Arvin glanced over the side. He had called out a moment too late; the wagon was already inside one of the loops that had been stamped into the snow. “Don’t move, Tanglemane,” he instructed, reaching for his pack.
“What is wrong?” Karrell asked.
Burrian scanned the open ground around them, his crossbow at the ready. “Yes, what’s the matter?” he echoed. “I don’t see anything.”
Arvin pulled a sylph-hair rope out of his pack. Soft as braided silk, it shimmered in the moonlight. “I’ll know in a moment.” He tossed the rope into the air, and smiled at the faint intake of breath he heard from Burrian as the rope streaked upward then hung, motionless, as if attached to thin air. He passed the lower end of it to Karrell. “Hold this, will you?”
Karrell took the rope, a curious look in her eye.

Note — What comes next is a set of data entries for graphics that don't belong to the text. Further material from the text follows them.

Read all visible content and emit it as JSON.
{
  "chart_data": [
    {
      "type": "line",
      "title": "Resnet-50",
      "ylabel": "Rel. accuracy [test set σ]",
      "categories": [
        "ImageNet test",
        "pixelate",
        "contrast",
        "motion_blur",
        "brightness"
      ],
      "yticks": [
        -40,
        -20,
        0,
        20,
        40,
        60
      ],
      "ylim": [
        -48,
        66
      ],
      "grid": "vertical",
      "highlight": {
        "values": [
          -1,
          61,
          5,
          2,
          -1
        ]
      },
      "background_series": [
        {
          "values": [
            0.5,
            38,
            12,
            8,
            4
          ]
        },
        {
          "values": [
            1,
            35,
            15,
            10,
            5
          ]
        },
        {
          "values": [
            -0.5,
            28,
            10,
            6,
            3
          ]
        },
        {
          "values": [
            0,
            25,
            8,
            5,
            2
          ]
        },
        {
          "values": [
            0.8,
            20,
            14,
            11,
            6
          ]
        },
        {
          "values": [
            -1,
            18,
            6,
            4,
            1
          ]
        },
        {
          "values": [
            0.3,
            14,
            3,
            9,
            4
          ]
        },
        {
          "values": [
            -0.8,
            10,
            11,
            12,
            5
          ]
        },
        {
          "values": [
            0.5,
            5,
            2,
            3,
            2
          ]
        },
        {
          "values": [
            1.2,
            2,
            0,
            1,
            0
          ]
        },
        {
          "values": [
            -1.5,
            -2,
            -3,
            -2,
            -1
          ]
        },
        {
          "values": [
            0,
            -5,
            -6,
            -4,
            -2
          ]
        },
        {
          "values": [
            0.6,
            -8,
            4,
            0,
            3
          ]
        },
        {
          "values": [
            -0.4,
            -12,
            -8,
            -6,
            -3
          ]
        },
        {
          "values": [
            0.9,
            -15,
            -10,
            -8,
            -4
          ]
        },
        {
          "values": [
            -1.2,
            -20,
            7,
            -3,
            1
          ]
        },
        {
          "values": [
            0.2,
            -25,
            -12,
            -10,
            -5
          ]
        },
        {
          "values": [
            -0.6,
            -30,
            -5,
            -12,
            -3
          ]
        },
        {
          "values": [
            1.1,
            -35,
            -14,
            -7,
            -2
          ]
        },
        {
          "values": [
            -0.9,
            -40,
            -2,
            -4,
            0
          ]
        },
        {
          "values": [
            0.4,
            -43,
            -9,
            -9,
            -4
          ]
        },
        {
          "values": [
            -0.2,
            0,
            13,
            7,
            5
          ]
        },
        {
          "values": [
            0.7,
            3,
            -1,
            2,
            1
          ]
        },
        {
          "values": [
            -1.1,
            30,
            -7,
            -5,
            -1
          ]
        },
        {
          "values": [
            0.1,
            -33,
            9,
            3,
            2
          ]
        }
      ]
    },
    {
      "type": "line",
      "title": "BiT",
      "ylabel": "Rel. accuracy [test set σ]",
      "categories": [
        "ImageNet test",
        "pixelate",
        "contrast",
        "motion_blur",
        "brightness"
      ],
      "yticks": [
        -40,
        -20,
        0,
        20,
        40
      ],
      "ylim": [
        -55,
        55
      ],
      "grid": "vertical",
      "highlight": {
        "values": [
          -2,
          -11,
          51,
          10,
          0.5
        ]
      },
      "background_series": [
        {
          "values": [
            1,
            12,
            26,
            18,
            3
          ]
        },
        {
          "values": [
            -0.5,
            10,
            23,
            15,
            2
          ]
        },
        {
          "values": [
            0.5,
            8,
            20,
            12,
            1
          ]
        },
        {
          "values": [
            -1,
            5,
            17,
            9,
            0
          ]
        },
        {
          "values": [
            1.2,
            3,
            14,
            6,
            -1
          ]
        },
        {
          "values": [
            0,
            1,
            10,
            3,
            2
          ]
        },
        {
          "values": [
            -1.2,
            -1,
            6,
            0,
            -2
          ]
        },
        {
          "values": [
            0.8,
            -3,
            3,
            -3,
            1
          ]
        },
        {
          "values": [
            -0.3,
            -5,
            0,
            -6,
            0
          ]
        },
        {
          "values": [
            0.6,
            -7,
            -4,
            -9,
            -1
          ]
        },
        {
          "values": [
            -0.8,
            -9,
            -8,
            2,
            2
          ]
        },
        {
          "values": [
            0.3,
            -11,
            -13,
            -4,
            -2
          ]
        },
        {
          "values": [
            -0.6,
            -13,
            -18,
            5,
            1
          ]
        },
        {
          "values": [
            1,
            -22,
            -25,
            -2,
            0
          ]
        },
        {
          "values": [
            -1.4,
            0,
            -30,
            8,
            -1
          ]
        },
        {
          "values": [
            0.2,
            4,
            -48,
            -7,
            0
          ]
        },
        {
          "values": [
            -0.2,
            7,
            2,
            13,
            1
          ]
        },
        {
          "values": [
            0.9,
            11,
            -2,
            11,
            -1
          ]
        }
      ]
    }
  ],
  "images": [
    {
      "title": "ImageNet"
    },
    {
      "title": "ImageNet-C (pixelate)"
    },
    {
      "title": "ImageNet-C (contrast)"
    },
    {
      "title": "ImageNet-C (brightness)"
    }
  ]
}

Arvin climbed. As he did, the meandering trail through the snow came increasingly into view. From a height, it was possible to see the intricate loops that had been stamped into the snow. The centaurs had not been wandering randomly; there was a design below—one that had been deliberately done. The wagon had halted inside one of its loops.
“The centaurs weren’t playing follow the leader,” he called out to the others. “They were making an arcane symbol in the snow.”
The soldiers, Karrell, and the centaur all stared up at him.
“What kind of symbol?” Dunnald asked.
Arvin, studying the design below, shook his head grimly. “I think it’s a death symbol.”
Dunnald scowled. “You think? You’re not sure?” Beside him, Burrian looked nervous. “So that’s what got our patrols.”
Arvin slid down the rope. “I saw a symbol just like this one, years ago,” he told the others as he recoiled his rope. “It was the central motif on an old, threadbare carpet from Calimshan. The carpet supposedly once had the power to fly; the noble who owned it thought that repairing it might restore its magic. He hired me to do the job. The day after I completed the work, he must have decided to try the carpet out. His servants found him sitting on it later that day, dead. He was slumped at the center of the carpet, without a mark on him. The spot he was sitting on was blank—the symbol I’d restored had vanished.”
Karrell glanced nervously over the side of the wagon. “We are inside the symbol,” she observed.
“Yes,” Arvin answered.
“But not fully inside it?”
“We’re not at the center of it, no,” Arvin began. “But I’m not sure if that—”
Dunnald abruptly stood. “This is getting us nowhere,” he said. “We can’t just sit here all night.” He clambered down from the wagon and walked toward the line in the snow, then squatted down next to it.
“Don’t touch it!” Arvin warned.
Dunnald drew his sword and used it to prod at the symbol. “It’s a trick,” he announced. “A feint, to frighten us away from the woods. I’m touching it, and nothing’s happening.”
“You’re touching it with your sword,” Arvin noted, wondering if the sergeant would be stupid enough to touch a foot to the line.
He wasn’t.
“If it is a magical symbol, it’s not very effective, is it?” Dunnald commented as he straightened up. “It’s narrow enough to step right over.” He gave Burrian a meaningful glance. “If this is what waylaid our two patrols, we need to get a report back to the fort.”